The 20,000 pharmacy professionals practicing in 4,600 pharmacies across the province have been working tirelessly during the pandemic to protect and support the community. Pharmacists are performing COVID-19 testing, administering vaccinations (including the COVID-19 vaccine) and continuing to help support patients with their medication and healthcare questions


As we approach a year into the pandemic, continue to battle the virus and new variants as well as preparing to deliver the vaccine to millions of Ontarians we need to use every health resource we have. This is why, it is critical that pharmacy graduates are able to write the mandatory Pharmacy Examining Board of Canada (PEBC) Objective, Structured and Clinical Examination (OSCE) to obtain full licensure.


Pharmacy graduates are at risk of experiencing their third cancellation of the exam since May 2020 if there is no clarification from the Ontario government to allow for the exam to go forward on February 28, 2021. We are urging the Government of Ontario to allow for pharmacy students to complete their performance examinations as part of Ontario’s reopening plan announced on February 8, 2021.


PEBC has been able to safely administer these examinations within public health protocols to more than 1,000 exam takers in other provinces. The same measures can be enacted right here in Ontario to allow for the safe completion of the exam. PEBC is ready to work directly with Ontario Public Health (OPH) or local Public Health Units (PHUs) to ensure compliance and complete any additional measures required to be in place for the OSCE to be held safely.

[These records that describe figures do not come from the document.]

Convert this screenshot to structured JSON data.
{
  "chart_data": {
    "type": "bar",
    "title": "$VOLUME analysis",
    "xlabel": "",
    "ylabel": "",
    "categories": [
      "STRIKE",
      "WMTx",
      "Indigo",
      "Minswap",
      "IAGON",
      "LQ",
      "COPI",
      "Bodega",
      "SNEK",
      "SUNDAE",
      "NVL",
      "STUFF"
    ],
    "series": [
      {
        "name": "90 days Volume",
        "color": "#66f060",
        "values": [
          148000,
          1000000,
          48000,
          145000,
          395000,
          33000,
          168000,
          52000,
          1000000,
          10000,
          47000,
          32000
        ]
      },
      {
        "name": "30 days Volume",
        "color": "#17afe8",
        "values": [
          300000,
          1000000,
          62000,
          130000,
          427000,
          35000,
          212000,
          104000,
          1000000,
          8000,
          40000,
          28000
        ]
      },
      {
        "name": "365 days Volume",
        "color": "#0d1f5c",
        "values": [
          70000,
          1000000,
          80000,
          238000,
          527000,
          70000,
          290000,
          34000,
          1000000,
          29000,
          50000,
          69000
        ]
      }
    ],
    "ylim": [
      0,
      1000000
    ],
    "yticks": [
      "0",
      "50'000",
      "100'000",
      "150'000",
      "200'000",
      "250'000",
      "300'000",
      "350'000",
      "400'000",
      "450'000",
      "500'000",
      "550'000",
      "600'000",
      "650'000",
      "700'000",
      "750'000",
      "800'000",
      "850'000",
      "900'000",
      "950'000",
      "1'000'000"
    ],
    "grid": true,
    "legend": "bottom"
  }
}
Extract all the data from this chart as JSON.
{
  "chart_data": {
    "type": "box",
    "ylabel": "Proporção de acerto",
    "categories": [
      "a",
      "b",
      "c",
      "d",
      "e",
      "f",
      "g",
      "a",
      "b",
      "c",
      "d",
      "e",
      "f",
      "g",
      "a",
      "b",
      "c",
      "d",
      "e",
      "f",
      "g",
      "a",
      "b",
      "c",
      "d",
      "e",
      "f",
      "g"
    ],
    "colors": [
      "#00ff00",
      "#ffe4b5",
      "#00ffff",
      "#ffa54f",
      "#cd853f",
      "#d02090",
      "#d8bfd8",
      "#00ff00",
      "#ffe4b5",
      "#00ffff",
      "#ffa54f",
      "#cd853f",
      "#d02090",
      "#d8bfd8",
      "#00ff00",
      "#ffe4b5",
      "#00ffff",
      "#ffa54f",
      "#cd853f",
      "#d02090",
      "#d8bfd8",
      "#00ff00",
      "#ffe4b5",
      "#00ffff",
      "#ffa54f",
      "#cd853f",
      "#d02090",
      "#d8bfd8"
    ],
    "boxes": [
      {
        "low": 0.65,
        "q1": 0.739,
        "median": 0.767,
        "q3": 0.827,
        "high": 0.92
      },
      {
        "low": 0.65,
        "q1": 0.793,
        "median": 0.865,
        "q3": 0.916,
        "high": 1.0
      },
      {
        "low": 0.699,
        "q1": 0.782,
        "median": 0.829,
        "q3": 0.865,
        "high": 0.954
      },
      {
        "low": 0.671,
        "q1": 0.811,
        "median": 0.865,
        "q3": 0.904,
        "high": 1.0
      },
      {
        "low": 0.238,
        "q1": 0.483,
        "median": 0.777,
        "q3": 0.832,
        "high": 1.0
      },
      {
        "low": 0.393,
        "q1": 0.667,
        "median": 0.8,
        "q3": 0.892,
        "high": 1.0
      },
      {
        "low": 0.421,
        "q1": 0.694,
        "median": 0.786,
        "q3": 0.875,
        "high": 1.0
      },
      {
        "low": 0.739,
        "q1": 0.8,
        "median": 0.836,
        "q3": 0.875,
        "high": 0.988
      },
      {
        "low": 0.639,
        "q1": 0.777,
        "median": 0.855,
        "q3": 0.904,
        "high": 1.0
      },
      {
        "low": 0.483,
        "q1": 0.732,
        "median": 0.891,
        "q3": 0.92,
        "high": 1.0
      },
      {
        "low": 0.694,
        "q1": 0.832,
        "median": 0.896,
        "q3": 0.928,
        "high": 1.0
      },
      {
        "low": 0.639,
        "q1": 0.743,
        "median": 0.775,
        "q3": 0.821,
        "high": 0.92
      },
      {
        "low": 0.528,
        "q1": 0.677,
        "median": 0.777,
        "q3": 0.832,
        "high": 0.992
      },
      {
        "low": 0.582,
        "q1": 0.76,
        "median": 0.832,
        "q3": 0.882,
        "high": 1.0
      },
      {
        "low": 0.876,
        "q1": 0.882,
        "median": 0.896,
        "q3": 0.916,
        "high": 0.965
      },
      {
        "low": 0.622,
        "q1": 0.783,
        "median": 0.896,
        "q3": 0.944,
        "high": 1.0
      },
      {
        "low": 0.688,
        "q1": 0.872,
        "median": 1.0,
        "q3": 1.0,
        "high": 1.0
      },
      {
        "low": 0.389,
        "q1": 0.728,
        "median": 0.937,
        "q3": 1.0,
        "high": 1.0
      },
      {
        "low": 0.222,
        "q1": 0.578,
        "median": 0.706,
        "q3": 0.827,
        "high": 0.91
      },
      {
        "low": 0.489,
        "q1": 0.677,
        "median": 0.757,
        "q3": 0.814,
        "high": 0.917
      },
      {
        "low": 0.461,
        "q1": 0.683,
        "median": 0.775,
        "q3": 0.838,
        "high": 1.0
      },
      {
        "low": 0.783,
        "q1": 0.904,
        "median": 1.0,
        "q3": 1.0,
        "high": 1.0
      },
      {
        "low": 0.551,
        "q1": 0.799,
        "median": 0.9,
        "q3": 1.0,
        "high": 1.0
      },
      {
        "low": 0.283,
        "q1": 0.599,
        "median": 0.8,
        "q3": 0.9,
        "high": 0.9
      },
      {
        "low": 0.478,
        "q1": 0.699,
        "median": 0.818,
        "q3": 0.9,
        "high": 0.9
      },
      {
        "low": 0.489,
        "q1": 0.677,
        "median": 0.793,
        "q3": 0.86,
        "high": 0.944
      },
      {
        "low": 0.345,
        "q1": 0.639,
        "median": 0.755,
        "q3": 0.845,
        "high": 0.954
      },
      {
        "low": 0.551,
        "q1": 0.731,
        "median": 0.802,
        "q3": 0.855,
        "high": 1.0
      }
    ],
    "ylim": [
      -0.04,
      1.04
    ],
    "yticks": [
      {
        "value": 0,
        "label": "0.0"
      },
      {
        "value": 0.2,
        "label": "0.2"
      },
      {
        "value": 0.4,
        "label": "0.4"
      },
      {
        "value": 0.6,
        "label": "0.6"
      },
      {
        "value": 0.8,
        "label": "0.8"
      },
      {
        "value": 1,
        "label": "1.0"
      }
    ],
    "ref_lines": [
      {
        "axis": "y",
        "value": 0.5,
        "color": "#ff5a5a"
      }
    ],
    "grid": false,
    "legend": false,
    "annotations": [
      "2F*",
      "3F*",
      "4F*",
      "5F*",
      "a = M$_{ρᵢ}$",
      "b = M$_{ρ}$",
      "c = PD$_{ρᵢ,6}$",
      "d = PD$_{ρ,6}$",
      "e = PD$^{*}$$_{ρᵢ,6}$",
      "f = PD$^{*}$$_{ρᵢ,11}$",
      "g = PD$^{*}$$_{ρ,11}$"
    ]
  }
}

PEBC has indicated that if clarification is not received by mid-February or if the local PHUs do not move into the orange or yellow categories by mid-February, PEBC will have no choice but to cancel the February 28 exam across Ontario, disappointing 300 candidates who are anxiously waiting to write this exam.


Pharmacy interns have been left in a vulnerable position, many carrying student debt and looking for work as new graduates. This has left some graduates with family and dependents, struggling to make ends meet. At this time, we need all frontline healthcare providers including our pharmacists and pharmacy interns, practicing to their full abilities to support our health system through this pandemic.